Her research has been supported by grants from the American Musicological Society, University of North Texas and Duke University. She was inducted into the Society of Duke Fellows (2009) and Phi Beta Kappa (Penn State, 2007); and in 2020 she was a UNT Washington, D.CFaculty Fellow.

She reviewed Dallas Opera productions for Opera News from 2017–2019; and served as Vice-President of the Society for Eighteenth-Century Music (SECM) from 2018–2020. More recently Geoffroy-Schwinden has been deeply engaged with SECM’s Diversity, Equity, Inclusion and Accessibility initiatives, as well as its graduate student mentorship. She gave public talks with local music organizations like the Dallas Chamber Music Society, Dallas Symphony Orchestra and UNT’s Osher Lifelong Learning Institute.
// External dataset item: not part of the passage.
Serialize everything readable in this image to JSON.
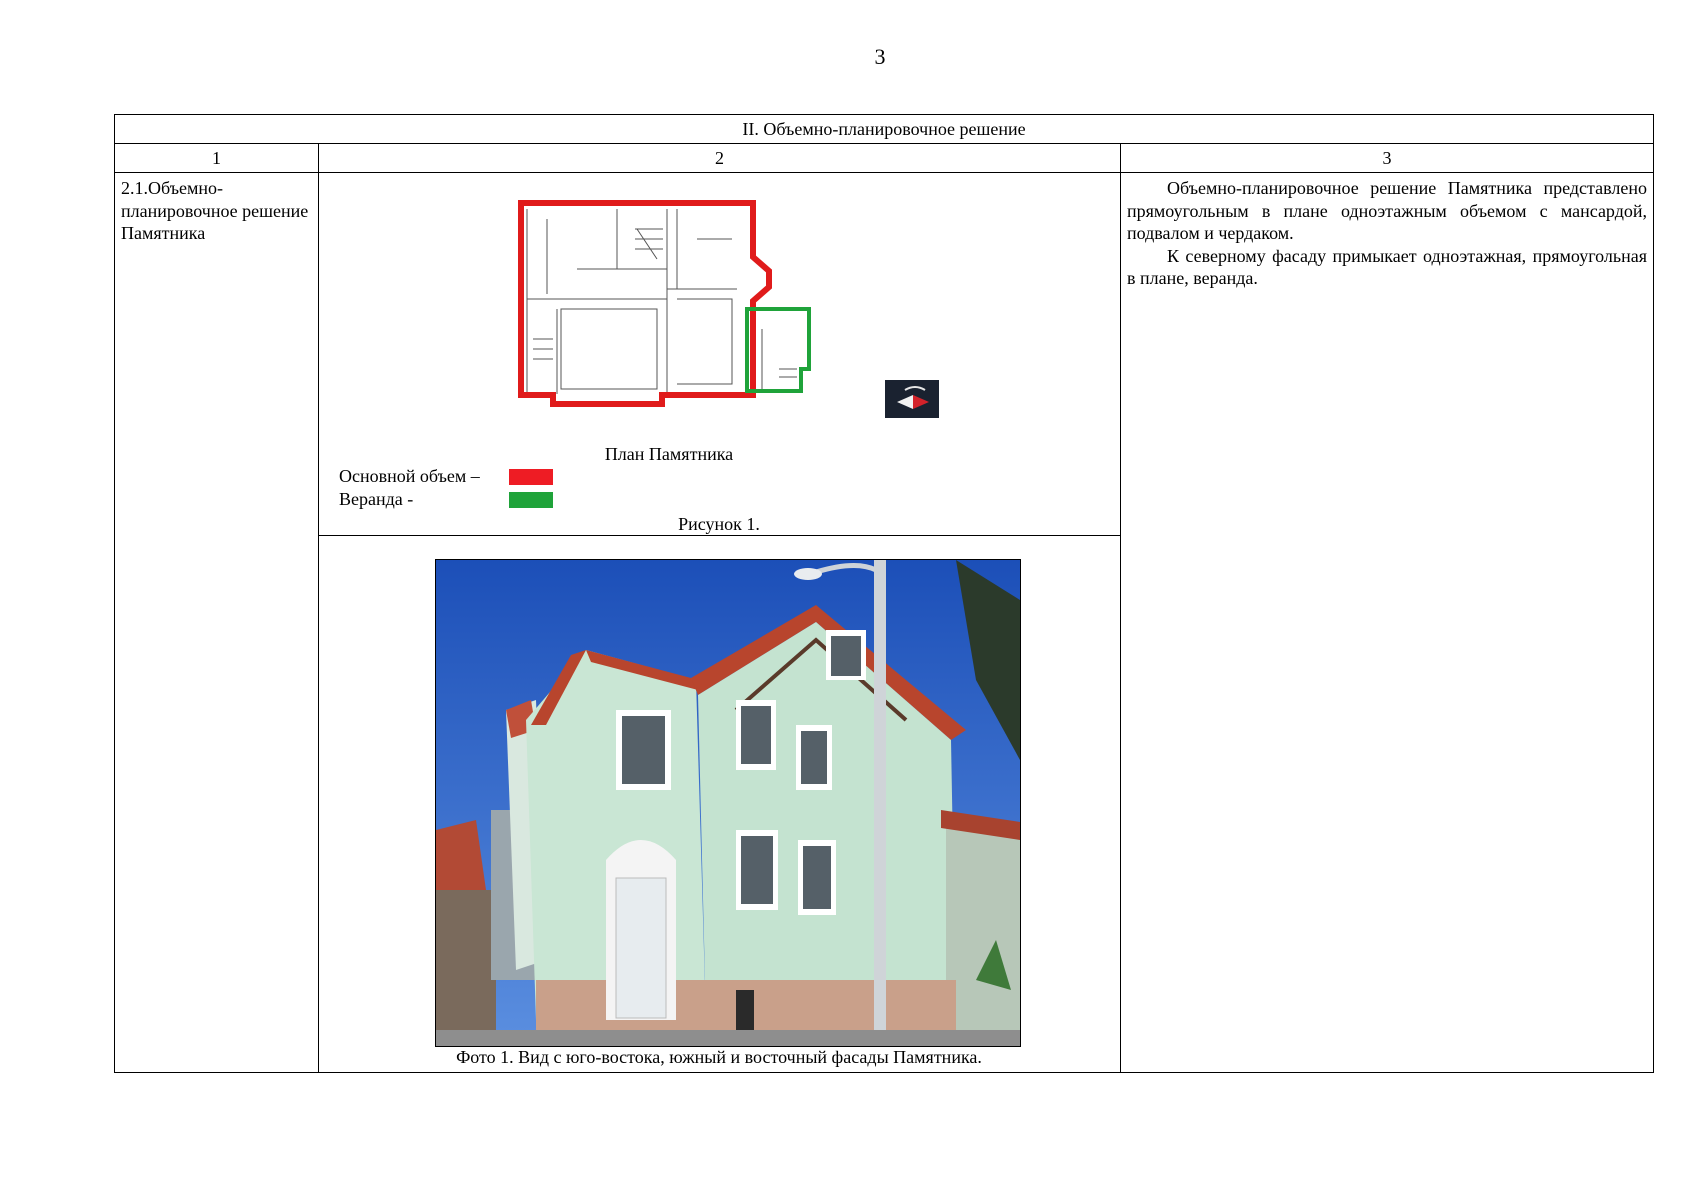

She teaches master’s level courses in research methods and eighteenth-century music. The doctoral seminars offered draw on her research specializations in eighteenth-century music, feminist musicology, historical sound studies, and archive studies, and is currently developing undergraduate and graduate courses about music in global contexts from 1500 to 1900, the histories and futures of music under capitalism, and technologies of musical production from Bach to the blockchain. Her courses often incorporate hands-on archival research, critical listening skills beyond score reading, technology skills such as audio editing, critical information literacy, public engagement, and professional development.

A classically trained pianist, she has also studied harpsichord and mallet percussion. She played vibraphone and keyboard for the Duke New Music Ensemble [dnme].

She will serve as the inaugural program coordinator of UNT’s new BA in Critical Studies in Music and Society. She welcomes applications from prospective graduate students who plan to organize their thesis or dissertation around any aspect of eighteenth-century music; French and Francophone music; musical labor; music and property; feminist musicology/women in music; historical sound studies; and archive studies.